MANDATA - Line Mountain School District teachers are preparing to strike after the latest bargaining session with the school board ended without a new contract, according to the union's chief negotiator.

Mark McDade, of the Pennsylvania State Education Association, said a date to strike hasn't been set and that it could occur either this school year or next school year. He said the state Department of Education would determine how many days the strike could last.

"It appears to be imminent," McDade said Tuesday.

The union voted earlier this year to authorize use of a strike.

Troy Laudenslager, school board president, said when reached for a response that he was unaware of a potential strike, but that it comes as no surprise.

He said he expects union members will target each of the school board's nine members individually.

"We're expecting to be demonized, singled out. They'll put as much heat on us as they possibly can," Laudenslager said.

"That's just one of the tactics they're pulling right out of the playbook. You've got to have thick skin," he said.

Representatives of both the union and school district met Monday for nearly four hours. Four proposals were exchanged from both sides, McDade said. The district adjourned the session with no agreement.

Another bargaining session hasn't been scheduled, but the school district is requesting that state mediator Jack Yanchulis be present. Laudenslager said a scheduling conflict kept him from Monday's session.

Neither McDade nor Laudenslager would address in detail what issues remained sticking points.

McDade said the school district is playing to win rather than negotiating toward finding middle ground.

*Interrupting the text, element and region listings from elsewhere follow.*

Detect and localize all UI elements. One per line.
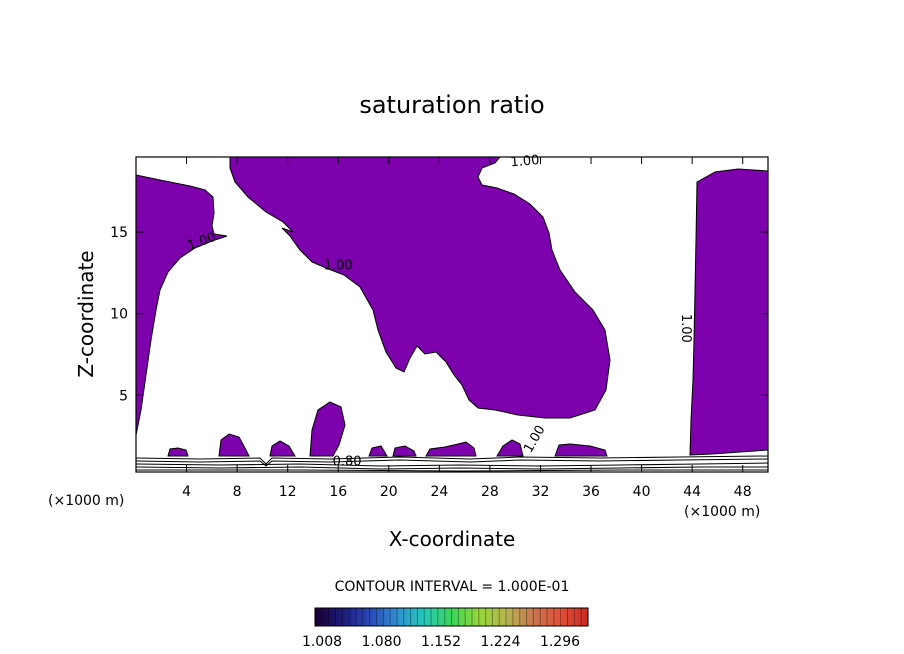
region-center [229, 157, 611, 419]
x-tick-label: 16 [329, 484, 347, 500]
region-blob-8 [496, 439, 524, 457]
colorbar-tick-label: 1.080 [361, 634, 401, 650]
region-blob-7 [425, 441, 477, 457]
x-unit-right: (×1000 m) [684, 504, 760, 520]
x-tick-label: 4 [182, 484, 191, 500]
colorbar-stripes [321, 608, 582, 626]
region-blob-1 [167, 447, 189, 457]
y-axis-label: Z-coordinate [74, 250, 98, 377]
x-tick-label: 8 [233, 484, 242, 500]
x-tick-label: 48 [734, 484, 752, 500]
contour-label: 1.00 [324, 259, 353, 274]
region-blob-4 [309, 401, 346, 457]
ground-contours [136, 455, 768, 472]
y-tick-label: 5 [119, 388, 128, 404]
chart-title: saturation ratio [359, 91, 544, 119]
plot-frame [135, 156, 769, 473]
region-right [689, 168, 768, 456]
colorbar-frame [314, 607, 589, 627]
colorbar-tick-label: 1.296 [540, 634, 580, 650]
colorbar: 1.008 1.080 1.152 1.224 1.296 [302, 607, 589, 650]
contour-label: 1.00 [510, 153, 540, 170]
x-tick-label: 44 [683, 484, 701, 500]
region-blob-3 [269, 440, 296, 457]
contour-label: 1.00 [678, 314, 693, 343]
x-axis-label: X-coordinate [389, 527, 516, 551]
contour-interval-text: CONTOUR INTERVAL = 1.000E-01 [335, 579, 570, 595]
x-tick-label: 32 [532, 484, 550, 500]
region-blob-5 [368, 445, 388, 457]
colorbar-tick-label: 1.152 [421, 634, 461, 650]
y-tick-label: 15 [110, 225, 128, 241]
colorbar-gradient [315, 608, 588, 626]
colorbar-tick-label: 1.008 [302, 634, 342, 650]
x-tick-label: 20 [380, 484, 398, 500]
region-blob-9 [554, 443, 608, 457]
x-tick-label: 36 [582, 484, 600, 500]
x-tick-label: 24 [430, 484, 448, 500]
colorbar-tick-label: 1.224 [480, 634, 520, 650]
region-blob-2 [218, 433, 250, 457]
region-blob-6 [392, 445, 417, 457]
x-tick-label: 28 [481, 484, 499, 500]
y-tick-label: 10 [110, 307, 128, 323]
plot-area [136, 157, 768, 472]
region-left [136, 174, 228, 436]
contour-label: 1.00 [521, 423, 548, 456]
x-unit-left: (×1000 m) [48, 493, 124, 509]
x-tick-label: 40 [633, 484, 651, 500]
x-tick-label: 12 [279, 484, 297, 500]
x-axis: 4 8 12 16 20 24 28 32 36 40 44 48 [182, 157, 752, 500]
contour-label: 0.80 [333, 454, 362, 469]
colorbar-ticks: 1.008 1.080 1.152 1.224 1.296 [302, 634, 580, 650]
y-axis: 5 10 15 [110, 225, 768, 404]
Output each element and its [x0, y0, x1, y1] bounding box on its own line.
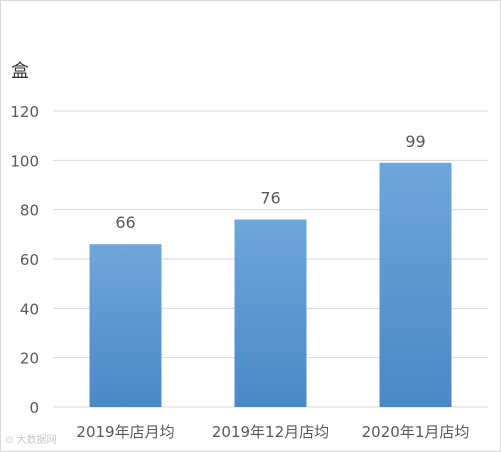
x-tick-label: 2019年12月店均 — [212, 423, 329, 441]
bar — [89, 244, 162, 407]
y-tick-label: 20 — [20, 350, 39, 368]
y-tick-label: 0 — [29, 399, 39, 417]
bar — [234, 219, 307, 407]
data-label: 76 — [260, 189, 280, 208]
x-tick-label: 2020年1月店均 — [362, 423, 470, 441]
bar — [379, 162, 452, 407]
x-tick-label: 2019年店月均 — [76, 423, 174, 441]
y-unit-label: 盒 — [11, 61, 29, 82]
watermark: ⊙ 大数据网 — [5, 435, 57, 446]
y-tick-label: 60 — [20, 251, 39, 269]
data-label: 66 — [115, 213, 135, 232]
data-label: 99 — [405, 132, 425, 151]
y-tick-label: 40 — [20, 300, 39, 318]
y-tick-label: 120 — [10, 103, 39, 121]
y-tick-label: 80 — [20, 202, 39, 220]
y-tick-label: 100 — [10, 152, 39, 170]
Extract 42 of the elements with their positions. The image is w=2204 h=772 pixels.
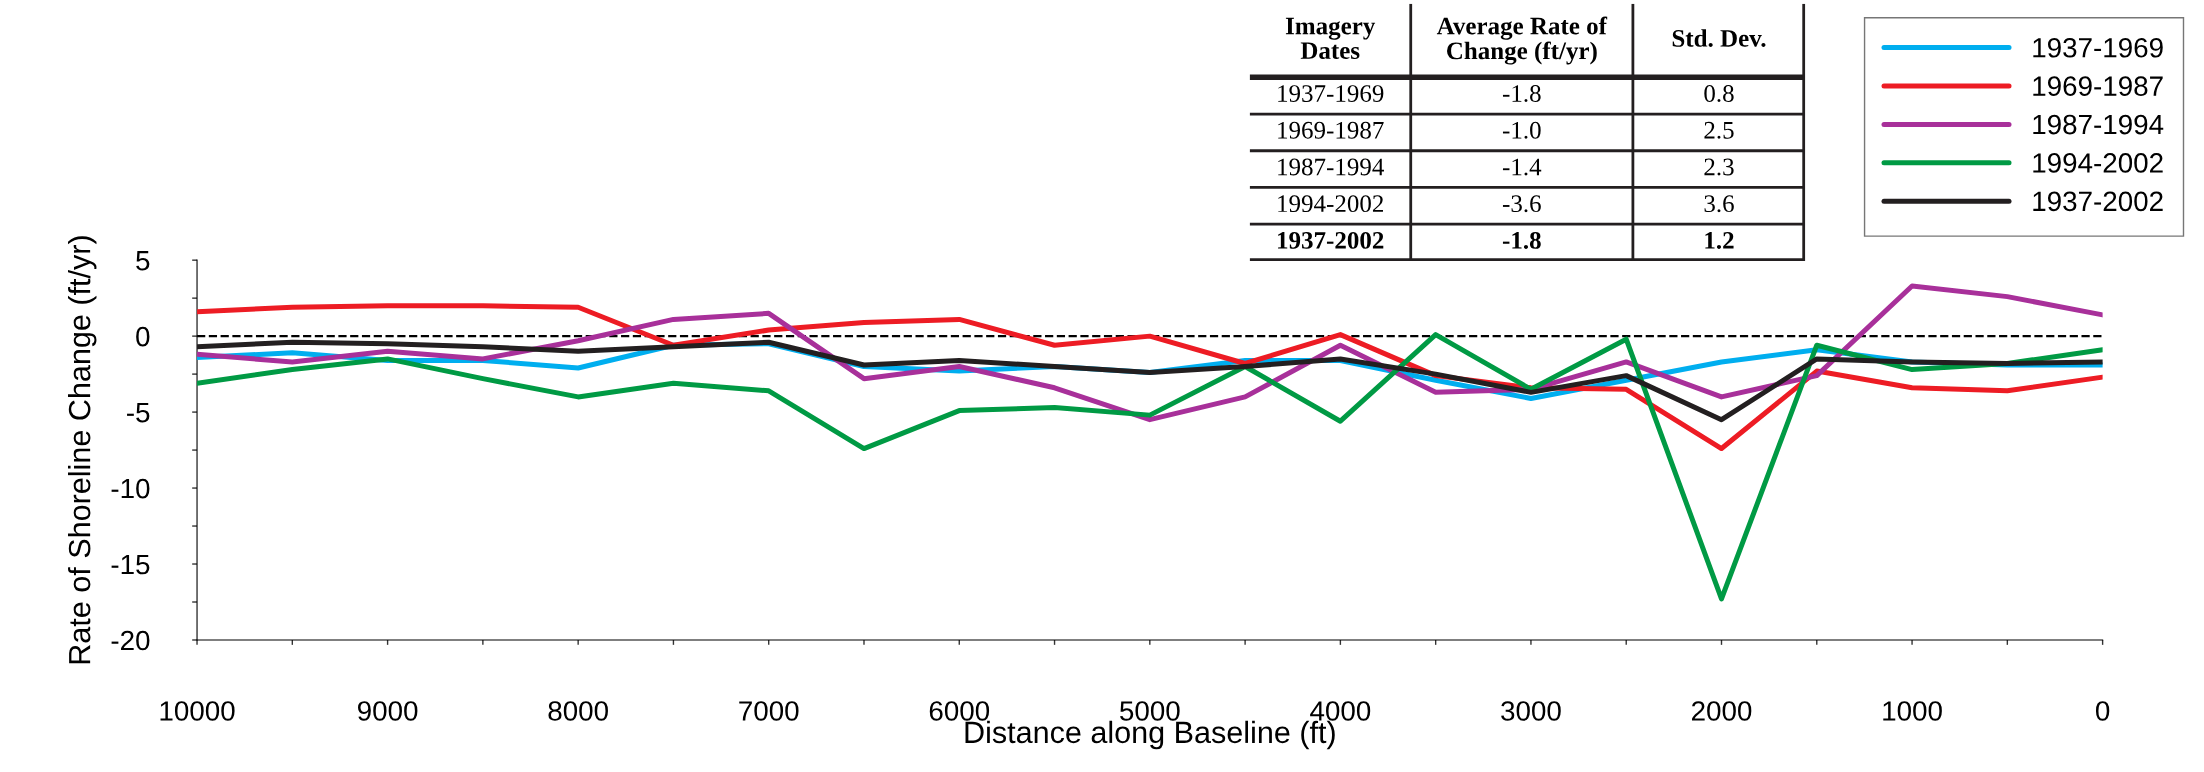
text: 2.5 [1704, 121, 1734, 139]
text: 1994-2002 [1278, 195, 1383, 213]
legend-label: 1994-2002 [2033, 153, 2163, 173]
x-axis-title: Distance along Baseline (ft) [965, 720, 1335, 750]
text: -1.4 [1502, 158, 1542, 176]
text: 1987-1994 [1278, 158, 1384, 176]
x-tick-label: 8000 [548, 701, 608, 721]
text: Std. Dev. [1672, 29, 1766, 47]
x-tick-label: 5000 [1120, 701, 1180, 721]
text: -1.0 [1502, 121, 1541, 139]
x-tick-label: 4000 [1310, 701, 1371, 721]
x-tick-label: 1000 [1883, 701, 1942, 721]
text: -3.6 [1502, 195, 1541, 213]
x-tick-label: 2000 [1692, 701, 1752, 721]
text: -1.8 [1502, 231, 1541, 249]
text: Imagery Dates [1285, 17, 1376, 60]
y-axis-title: Rate of Shoreline Change (ft/yr) [67, 236, 97, 664]
x-tick-label: 0 [2095, 701, 2110, 721]
x-tick-label: 3000 [1501, 701, 1561, 721]
y-tick-label: -15 [111, 554, 150, 575]
y-tick-label: -5 [127, 403, 150, 423]
text: Average Rate of Change (ft/yr) [1436, 16, 1608, 65]
y-tick-label: -20 [111, 630, 150, 651]
legend-label: 1987-1994 [2033, 114, 2164, 135]
text: 1.2 [1705, 232, 1734, 249]
text: -1.8 [1502, 85, 1541, 103]
text: 1937-2002 [1278, 231, 1384, 249]
legend-label: 1937-2002 [2033, 191, 2163, 212]
text: 1937-1969 [1278, 85, 1384, 102]
x-tick-label: 6000 [929, 701, 990, 721]
text: 3.6 [1704, 195, 1734, 213]
x-tick-label: 7000 [739, 701, 799, 721]
text: 1969-1987 [1278, 121, 1384, 139]
y-tick-label: -10 [111, 478, 150, 499]
y-tick-label: 0 [136, 326, 150, 347]
y-tick-label: 5 [136, 251, 150, 271]
x-tick-label: 9000 [358, 701, 418, 721]
legend-label: 1937-1969 [2033, 37, 2163, 58]
text: 2.3 [1704, 158, 1734, 176]
x-tick-label: 10000 [160, 701, 235, 721]
legend-label: 1969-1987 [2033, 76, 2163, 96]
text: 0.8 [1704, 85, 1734, 103]
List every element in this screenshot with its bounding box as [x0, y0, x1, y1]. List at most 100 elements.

The teachers union was willing to meet some district demands, but he said the district made no attempt to meet the union's.

"I don't know how you can bargain with a group of people who define negotiations as a winner-takes-all approach," McDade said.

Laudenslager said the district made multiple proposals "outside the box" to acquiesce to union demands.

"If they strike, that's their call," he said.

Line Mountain teachers have been working on an expired contract since June 2012. The union has previously threatened to strike and will continue "working to the rule," a position the union adopted Sept. 30, meaning teachers work during the contracted 7 1/2 hours and nothing more.

Teachers received an annual 3-percent raise in the expired pact.

About 100 teachers picketed a board meeting in March, and half returned to a second meeting that month to stand together in silence during the meeting.